Spreading too thin also hurt. I tried to be active on TikTok, YouTube, Reddit, Facebook, and a few directories all at once. Reddit was the only channel producing results in the first month. I should have doubled down there and left the other platforms for later.
The other thing I would change: start writing blog posts from day one. The website was live but the blog was empty for the first two weeks. Organic search takes time to compound. Every week without content is a week of delay you cannot get back.
The Numbers at 30 Days
First sale on day 22. Two sales by day 30. Combined revenue of $134 minus Gumroad fees.
Not a living. Not even close. Not the point.

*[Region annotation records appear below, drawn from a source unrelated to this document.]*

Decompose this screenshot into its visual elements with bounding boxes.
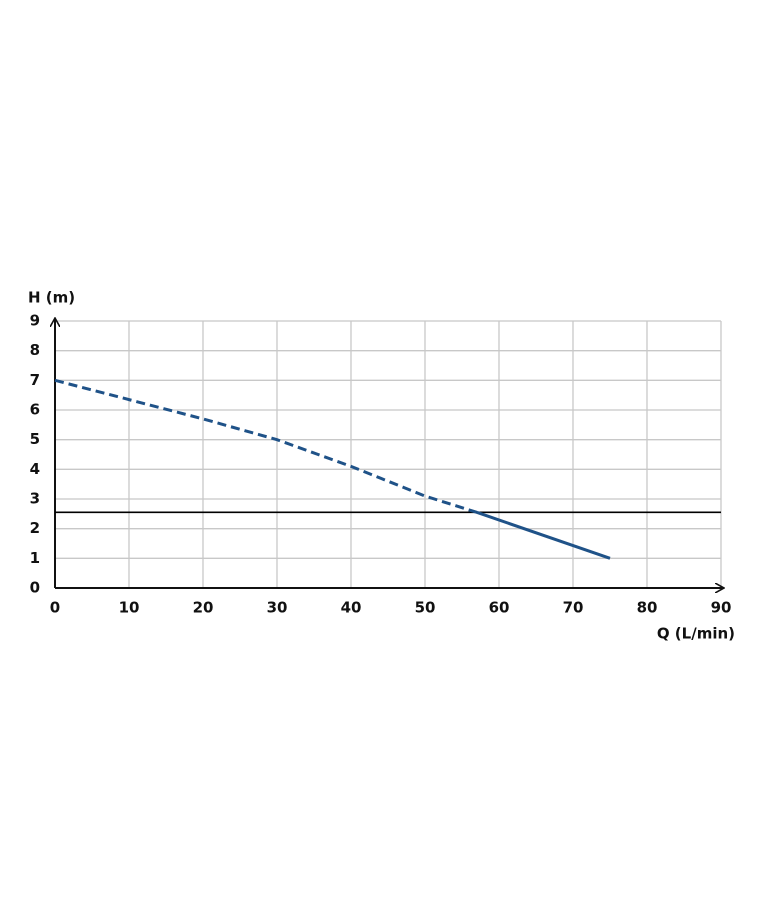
y-tick-label: 7 (30, 371, 40, 389)
y-tick-label: 0 (30, 579, 40, 597)
x-tick-label: 30 (267, 599, 288, 617)
curve (476, 510, 611, 560)
y-tick-label: 4 (30, 460, 40, 478)
y-tick-label: 3 (30, 490, 40, 508)
curve (54, 378, 478, 514)
y-tick-label: 2 (30, 519, 40, 537)
y-axis-label: H (m) (28, 289, 75, 307)
y-tick-label: 5 (30, 430, 40, 448)
x-tick-label: 80 (637, 599, 658, 617)
y-tick-label: 8 (30, 341, 40, 359)
x-tick-label: 0 (50, 599, 60, 617)
y-tick-label: 9 (30, 312, 40, 330)
x-tick-label: 50 (415, 599, 436, 617)
x-tick-label: 60 (489, 599, 510, 617)
x-tick-label: 20 (193, 599, 214, 617)
x-axis-label: Q (L/min) (657, 625, 735, 643)
x-tick-label: 90 (711, 599, 732, 617)
x-tick-label: 70 (563, 599, 584, 617)
y-tick-label: 6 (30, 401, 40, 419)
x-tick-label: 10 (119, 599, 140, 617)
y-tick-label: 1 (30, 549, 40, 567)
x-tick-label: 40 (341, 599, 362, 617)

The point was proof. Proof that a 60-year-old Senior Data Engineer who builds enterprise data pipelines for a living could also build a real product, put it on the internet, and find real buyers who thought it was worth paying for.
That proof matters more than the dollar amount. It removes the excuses. Too old. Too busy. Too niche. Too unknown. I had all four of those excuses ready to go. I shipped anyway.
By April 2026, the bot product has generated over $810 in revenue from 12 sales, zero paid advertising, all organic. Small by startup standards. Meaningful by side project standards. Still growing.
The full breakdown is in Month 1 Results: The Honest Numbers from My Automated Weather Trading Bot.
What I Am Building Toward
This is not just about the bot. The bot is one piece of a larger plan.
I am 60. My wife is Filipina. We plan to retire in the Philippines in the next five years. That requires building income streams outside of a W2 salary, because pensions are mostly a myth now and "work until 70 and hope for the best" is not a plan I am willing to accept.
Predict & Profit is the first product in what I intend to be a real catalog of digital tools for technically-minded people who want to trade smarter. It is not passive income in the magazine-cover sense of the phrase. But it is real income from real products that I own and control.
Building in public, shipping real things, being honest about the numbers, all of that is intentional. The prediction market space is still early. Kalshi raised $1 billion at an $11 billion valuation in 2025. Robinhood prediction markets run on Kalshi infrastructure. Polymarket US access is opening up. The timing is genuinely good for people who want to build algo trading tools in this space.
I am one of them. At 60. With 30 years of engineering experience. And the only thing I regret is not starting sooner.
Want to Start With Working Code?
The full Python source code is at predictandprofit.gumroad.com for $67. That is the same code I built during those 30 days, refined and documented, with the HGEFS 62-member ensemble upgrade and full Kalshi API integration.
If you are an engineer who has looked at Kalshi and thought "I could probably automate this," you are right. The question is whether you want to spend 100 hours building from scratch or 67 dollars to start from something that already works.
Frequently Asked Questions
Q: What made the first sale possible in 30 days?
A: The scope was narrow: ship working Python source code, documentation, and a specific Kalshi weather trading use case. Avoiding a full SaaS build kept the launch small enough to finish.
Q: Why sell source code instead of hosting the bot?
A: Selling source code avoids custody, account-management, and infrastructure obligations while giving technical buyers direct control over the system. It also matches the audience: developers who can run Python themselves.
Q: What was the minimum technical product?
A: The minimum product was a runnable bot, setup documentation, model explanation, and a clear purchase path. It did not require a complex web app or subscription backend.